Asked on 12 Sep 2019
About $100k in various investments, $40k cash savings, protection plans sorted. With a combined income of ~$12k (before less CPF), took a DBS home loan.
Thinking whether to pay monthly HDB mortgage of ~$1.8k by cash rather than CPF since
(1) collect CPF 2.5% interest,
(2) I can afford it now and can switch to paying by CPF if I need the cash flow subsequently rather taking eating straight into my savings (e.g retrenchment or wife stop working to take care of kids).
Does this make sense?
There are people who do that
1) lack of choice.. coz CPF not enough
such as me. I have very little CPF since I operate my own business and has very little CPF in my OA account.
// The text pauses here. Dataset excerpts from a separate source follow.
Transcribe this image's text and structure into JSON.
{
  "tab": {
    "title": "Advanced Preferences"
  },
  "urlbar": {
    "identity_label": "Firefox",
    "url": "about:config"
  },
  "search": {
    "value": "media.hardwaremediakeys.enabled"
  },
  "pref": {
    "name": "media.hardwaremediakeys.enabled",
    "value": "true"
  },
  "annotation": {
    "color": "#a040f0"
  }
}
2) Choose to do so willingly, as they know they have to pay back the CPF with accrued interest (at 2.5% per year) when they sell off their properties.
If it's me, I will maximise as much CPF as possible. Sure, I have to pay back 2.5% pa accrued later (accumulated it's going to be a big sum) but it's still to myself...
and let's be honest with all of us, cash is king.
You can see your cash, but it's very difficult to see your CPF outside the.. building.
1) If you can hit FRS, which means you are able to withdraw the extra monies (Including accured interest) when you hit 55.
2) You have plans to use your cash to invest/ start a business or put into income generating assets that can give you significantly more interest than 2.6%.
If the above 2 points resonates with you, then go ahead and use CPF to pay as having cash on hand is always better since there are more flexibility.
It really depends on your personal cashflow and okding power. You may service your mortgage loan either by cssh or your CPF OA. CPF OA earns you a very attractive interest thus it may also be a good idea to maintain your CPF OA contributions.